What you are wanting is basically have Ooma eat the cost of your porting and charge you after 60 days when your paid Premier starts. I am sorry but that's not logical. When you checked out your shopping cart on my.ooma.com and paid for the 1 year Premier, did you see anything that made you think the charge is supposed to be delayed? I think not.
Your other examples are not valid because Ooma is doing what all other guys are doing (nothing wrong). Won't charge you until your trial ends (and you don't opt out; Ooma's activation process makes clear that you need to opt out during trial unless you activate Ooma Core). Default enrollment is monthly Premier. With the monthly, you don't get the porting for free. That's the difference.

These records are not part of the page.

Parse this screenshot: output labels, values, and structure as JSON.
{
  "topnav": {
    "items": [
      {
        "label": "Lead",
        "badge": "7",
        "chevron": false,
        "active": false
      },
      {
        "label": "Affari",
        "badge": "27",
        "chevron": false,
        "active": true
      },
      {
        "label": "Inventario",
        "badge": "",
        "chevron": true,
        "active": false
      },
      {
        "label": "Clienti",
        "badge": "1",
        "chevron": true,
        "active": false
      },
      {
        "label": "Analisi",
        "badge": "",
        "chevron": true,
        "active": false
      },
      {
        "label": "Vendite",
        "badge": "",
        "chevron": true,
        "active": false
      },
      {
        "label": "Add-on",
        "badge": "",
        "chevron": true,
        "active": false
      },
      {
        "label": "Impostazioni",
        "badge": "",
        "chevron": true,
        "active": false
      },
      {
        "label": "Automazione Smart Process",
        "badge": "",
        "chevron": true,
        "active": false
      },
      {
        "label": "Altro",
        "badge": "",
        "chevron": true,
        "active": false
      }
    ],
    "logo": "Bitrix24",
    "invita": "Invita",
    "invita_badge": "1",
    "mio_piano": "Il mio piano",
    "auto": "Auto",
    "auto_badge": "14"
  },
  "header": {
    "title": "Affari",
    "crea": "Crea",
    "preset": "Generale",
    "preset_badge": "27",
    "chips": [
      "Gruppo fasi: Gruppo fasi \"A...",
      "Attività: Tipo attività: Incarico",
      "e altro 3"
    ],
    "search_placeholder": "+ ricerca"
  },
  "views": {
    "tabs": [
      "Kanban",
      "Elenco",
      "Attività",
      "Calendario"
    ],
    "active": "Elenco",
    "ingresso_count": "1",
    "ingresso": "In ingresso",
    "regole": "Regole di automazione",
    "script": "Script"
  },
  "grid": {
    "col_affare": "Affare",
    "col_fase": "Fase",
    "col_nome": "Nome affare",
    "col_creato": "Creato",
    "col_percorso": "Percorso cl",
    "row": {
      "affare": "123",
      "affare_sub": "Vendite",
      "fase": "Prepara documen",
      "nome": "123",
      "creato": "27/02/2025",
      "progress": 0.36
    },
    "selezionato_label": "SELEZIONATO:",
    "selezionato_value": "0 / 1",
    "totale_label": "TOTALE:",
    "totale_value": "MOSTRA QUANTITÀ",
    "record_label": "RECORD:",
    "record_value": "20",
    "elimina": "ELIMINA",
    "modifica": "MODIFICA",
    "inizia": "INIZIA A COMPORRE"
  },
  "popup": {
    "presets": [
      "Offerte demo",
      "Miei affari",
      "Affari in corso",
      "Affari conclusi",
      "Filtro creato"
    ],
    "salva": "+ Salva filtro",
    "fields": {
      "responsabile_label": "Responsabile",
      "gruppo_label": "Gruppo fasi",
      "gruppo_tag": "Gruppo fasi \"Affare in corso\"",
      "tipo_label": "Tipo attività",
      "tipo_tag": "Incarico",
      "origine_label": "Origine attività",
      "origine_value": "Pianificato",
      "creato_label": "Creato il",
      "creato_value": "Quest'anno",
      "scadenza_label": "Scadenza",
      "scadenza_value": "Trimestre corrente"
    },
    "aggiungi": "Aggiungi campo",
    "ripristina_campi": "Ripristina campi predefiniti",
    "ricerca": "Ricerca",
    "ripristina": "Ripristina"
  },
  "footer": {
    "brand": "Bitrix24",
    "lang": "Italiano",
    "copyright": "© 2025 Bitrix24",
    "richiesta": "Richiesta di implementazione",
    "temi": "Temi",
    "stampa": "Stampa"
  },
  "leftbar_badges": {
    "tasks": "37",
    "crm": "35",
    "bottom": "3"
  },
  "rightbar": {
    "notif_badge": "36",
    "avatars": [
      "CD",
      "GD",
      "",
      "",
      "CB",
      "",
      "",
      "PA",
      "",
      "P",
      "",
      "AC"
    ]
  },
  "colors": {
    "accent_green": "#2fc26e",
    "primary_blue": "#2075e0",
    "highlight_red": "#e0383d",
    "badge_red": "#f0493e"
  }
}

If you want the free gift (porting in this case), you sign up for 1 year Premier right away and of course, you pay for it right away. If you don't want to pay for it right away, you have option 1.
Ooma is an upright company, always fair to customers. Ooma is not how you describe them to be.
I am being accurate when I say that Ooma goes about this in a very vague but intentional manner. They advertise for a FREE trial. Like my example I mentioned, neither I nor anyone else should be charged during this trial. Upon conclusion of this trial, whether it's opt-in or opt-out (either is really irrelevant), if I wish to continue the same level of service, here being Premier, then and only then should I be charged for the $119.99 amount. If I decided to not continue with Premier, then and only then should I be assessed the $39.99 porting fee.
It doesn't take a rocket scientist to figure this out. If Ooma's actions were so normal or so typical, then why is this the only company among dozens with whom I have done business that does this in such a manner? I have never experienced such backward, unclear, and shifty billing practices from any Internet-related company with whom I have ever done business.
As I alluded to earlier, I could easily accept either option to which you refer if Ooma simply advertises that way, but they don't. Contrary to what you claim, Ooma does, indeed, state that a new sign-up will not be charged anything. The implication is clear, then--sign up, get a free trial, then be charged.
You obviously have a different thinking cap on so I'll defer to others to chime in. I'd be surpised if others think the same way as you.